1 am awoken from deep sleep by Magpie calling from very nearby.
“That’s odd!”
Stupor ensues.
“Owls!” I hear from the edge of perception.
Then there is a clomping down the stair, crash, expletive, flash of light and the sound of a something heavy being moved.
Then I hear it: “Qweeik! Qweeik!” Very loud and very near. There is a chorus of twit-toowooing from all around the rim of the bowl of hills in which we are presently contained. Every urgent, insistent queeik answered by a reassuring, low pitched owly sound from a different direction and each queeik parried by the rattling panic of a magpie.
Now my eyes are open and there is wild illumination from outside the house. Trees flash on and off like Christmas lights; I wonder about hallucinations in confinement — hypnogogic perhaps. Better go with the flow — I rise and grab a dressing gown, descend the stairs in darkness (mustn’t alert whatever it is — that’s odd someones moved the toolbox — I’ve got good night vision). The front door is wide open — I follow the flashes.
The qweeiking and corvid football rattling are unabated and can now be localized to the tall leylandii on the bank just above the house below which a man in a dressing gown and carpet slippers is scanning the tops of the aforementioned trees with the beam of a powerful flashlight.
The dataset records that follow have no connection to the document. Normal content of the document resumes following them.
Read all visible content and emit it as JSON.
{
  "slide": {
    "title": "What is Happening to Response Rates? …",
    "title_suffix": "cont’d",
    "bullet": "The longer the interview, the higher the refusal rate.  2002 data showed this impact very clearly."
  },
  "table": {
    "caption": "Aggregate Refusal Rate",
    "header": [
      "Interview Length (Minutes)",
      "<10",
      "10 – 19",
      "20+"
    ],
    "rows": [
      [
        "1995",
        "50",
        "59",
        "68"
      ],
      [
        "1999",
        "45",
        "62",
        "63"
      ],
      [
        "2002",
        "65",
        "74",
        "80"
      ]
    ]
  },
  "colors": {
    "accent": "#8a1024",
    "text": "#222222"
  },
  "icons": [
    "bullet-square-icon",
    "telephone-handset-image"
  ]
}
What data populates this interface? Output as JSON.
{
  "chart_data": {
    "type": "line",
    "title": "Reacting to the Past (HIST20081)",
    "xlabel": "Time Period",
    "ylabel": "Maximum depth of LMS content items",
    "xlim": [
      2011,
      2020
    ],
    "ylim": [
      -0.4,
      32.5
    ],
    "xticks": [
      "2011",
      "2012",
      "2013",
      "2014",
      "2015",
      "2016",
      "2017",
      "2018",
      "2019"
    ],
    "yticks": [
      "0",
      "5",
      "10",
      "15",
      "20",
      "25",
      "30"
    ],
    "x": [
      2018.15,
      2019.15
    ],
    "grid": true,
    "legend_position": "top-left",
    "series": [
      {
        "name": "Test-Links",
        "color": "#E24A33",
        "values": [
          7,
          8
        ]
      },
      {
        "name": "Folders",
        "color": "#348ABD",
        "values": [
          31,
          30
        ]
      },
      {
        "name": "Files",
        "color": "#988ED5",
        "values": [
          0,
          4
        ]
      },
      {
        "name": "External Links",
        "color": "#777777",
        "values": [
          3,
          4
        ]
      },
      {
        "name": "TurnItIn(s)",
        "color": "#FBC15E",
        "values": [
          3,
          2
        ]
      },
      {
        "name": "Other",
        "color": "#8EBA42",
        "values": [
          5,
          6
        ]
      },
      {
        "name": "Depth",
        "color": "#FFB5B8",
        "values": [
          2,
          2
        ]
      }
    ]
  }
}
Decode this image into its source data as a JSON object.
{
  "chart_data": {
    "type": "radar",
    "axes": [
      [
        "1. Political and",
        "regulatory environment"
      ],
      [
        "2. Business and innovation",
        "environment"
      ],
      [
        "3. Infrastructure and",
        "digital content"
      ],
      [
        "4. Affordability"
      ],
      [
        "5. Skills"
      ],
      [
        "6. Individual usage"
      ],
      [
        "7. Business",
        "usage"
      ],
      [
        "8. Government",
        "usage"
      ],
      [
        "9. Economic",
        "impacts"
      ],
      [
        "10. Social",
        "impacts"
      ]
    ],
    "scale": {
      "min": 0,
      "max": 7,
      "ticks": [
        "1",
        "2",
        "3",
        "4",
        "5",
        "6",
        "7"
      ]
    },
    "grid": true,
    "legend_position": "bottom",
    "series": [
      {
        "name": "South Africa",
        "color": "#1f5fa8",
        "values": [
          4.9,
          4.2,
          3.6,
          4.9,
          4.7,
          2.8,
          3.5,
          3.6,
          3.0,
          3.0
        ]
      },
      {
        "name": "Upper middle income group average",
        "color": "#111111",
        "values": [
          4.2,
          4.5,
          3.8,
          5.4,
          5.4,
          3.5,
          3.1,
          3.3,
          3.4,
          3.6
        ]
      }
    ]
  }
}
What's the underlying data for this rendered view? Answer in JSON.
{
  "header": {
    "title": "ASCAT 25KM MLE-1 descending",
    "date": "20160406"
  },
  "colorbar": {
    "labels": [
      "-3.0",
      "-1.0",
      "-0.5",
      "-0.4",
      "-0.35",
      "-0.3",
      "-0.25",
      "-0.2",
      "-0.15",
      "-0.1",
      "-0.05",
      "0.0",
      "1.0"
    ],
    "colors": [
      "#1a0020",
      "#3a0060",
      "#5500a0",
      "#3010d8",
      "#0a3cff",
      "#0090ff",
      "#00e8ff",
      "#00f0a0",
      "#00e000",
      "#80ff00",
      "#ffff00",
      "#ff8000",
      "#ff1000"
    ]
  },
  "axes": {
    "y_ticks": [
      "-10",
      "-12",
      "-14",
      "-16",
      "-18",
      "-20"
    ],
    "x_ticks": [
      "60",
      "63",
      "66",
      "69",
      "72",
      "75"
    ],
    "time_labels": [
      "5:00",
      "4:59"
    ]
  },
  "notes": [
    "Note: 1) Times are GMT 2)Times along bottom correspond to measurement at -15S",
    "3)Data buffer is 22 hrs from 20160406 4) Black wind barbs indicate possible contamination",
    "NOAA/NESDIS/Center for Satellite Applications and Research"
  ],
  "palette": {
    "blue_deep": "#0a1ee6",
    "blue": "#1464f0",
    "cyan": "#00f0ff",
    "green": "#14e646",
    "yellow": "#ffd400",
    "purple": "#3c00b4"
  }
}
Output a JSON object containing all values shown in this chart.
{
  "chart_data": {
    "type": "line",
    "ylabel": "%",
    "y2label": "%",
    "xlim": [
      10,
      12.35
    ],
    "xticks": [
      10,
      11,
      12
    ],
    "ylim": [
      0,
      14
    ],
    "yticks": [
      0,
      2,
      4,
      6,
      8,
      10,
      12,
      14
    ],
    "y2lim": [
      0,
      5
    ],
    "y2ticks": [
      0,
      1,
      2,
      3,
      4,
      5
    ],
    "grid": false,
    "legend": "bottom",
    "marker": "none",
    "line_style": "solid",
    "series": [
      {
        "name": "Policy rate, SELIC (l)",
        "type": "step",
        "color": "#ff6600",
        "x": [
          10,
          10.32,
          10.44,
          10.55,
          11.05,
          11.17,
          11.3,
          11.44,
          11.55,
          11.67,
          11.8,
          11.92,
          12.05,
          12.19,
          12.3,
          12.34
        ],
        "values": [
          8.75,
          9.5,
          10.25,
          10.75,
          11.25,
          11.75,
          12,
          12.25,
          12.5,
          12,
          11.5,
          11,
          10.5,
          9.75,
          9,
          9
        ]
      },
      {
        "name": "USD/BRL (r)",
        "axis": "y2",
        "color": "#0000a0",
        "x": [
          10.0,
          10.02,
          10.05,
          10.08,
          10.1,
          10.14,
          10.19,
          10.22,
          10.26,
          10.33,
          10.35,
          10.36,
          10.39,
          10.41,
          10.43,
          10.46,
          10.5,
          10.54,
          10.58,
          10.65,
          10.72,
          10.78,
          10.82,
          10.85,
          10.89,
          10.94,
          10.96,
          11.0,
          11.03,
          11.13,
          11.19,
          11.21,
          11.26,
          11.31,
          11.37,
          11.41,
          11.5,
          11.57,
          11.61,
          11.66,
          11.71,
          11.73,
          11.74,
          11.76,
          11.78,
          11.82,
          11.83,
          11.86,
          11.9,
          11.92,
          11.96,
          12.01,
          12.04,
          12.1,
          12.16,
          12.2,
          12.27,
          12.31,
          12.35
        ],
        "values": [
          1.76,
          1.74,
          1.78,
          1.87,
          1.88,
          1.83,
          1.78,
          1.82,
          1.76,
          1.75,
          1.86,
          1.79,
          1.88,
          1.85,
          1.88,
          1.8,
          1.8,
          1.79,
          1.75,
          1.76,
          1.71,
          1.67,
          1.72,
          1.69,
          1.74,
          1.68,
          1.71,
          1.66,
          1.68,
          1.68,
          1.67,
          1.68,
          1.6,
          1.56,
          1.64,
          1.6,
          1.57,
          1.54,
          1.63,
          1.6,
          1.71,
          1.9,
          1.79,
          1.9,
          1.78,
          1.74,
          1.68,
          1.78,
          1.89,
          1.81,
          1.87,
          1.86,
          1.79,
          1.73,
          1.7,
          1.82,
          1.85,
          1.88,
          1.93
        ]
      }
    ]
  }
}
The sky is clear, crossed by a shooting star. The moon is bright but still quite new so the stars are not so dulled by the moonlight. “Watch out!” calls the man who is hearteningly familiar, “Watch where you step!”
Looking down, there is a middle sized black and white bird sitting at my feet, looking up at me but not moving.
“He’s petrified!”
Now there is a moral dilemma. Farmers hate magpies, I’m not keen on them — they raid nests, eat loads of fledglings, do unspeakable things to defenseless, sick and trapped creatures and desecrate the bodies of the dead (true, they don’t drive to County Durham).

Now the tables are turned: Magpie has met its match. Its nest is under attack by Tawny Owl — female tawny owl egged on (sorry) by male members of her family from a distance (typical) and we feel a wave of sympathy for the magpie mum whose only just fledged baby has parachuted onto the patio and into our protection.
First thing next morning there are no feathers on the ground and later an adult magpie is seen feeding a fledgling in the big pine tree at the other end of the house near to where the baby bird had landed the night before while the other parent feeds its sibling in the leylandii.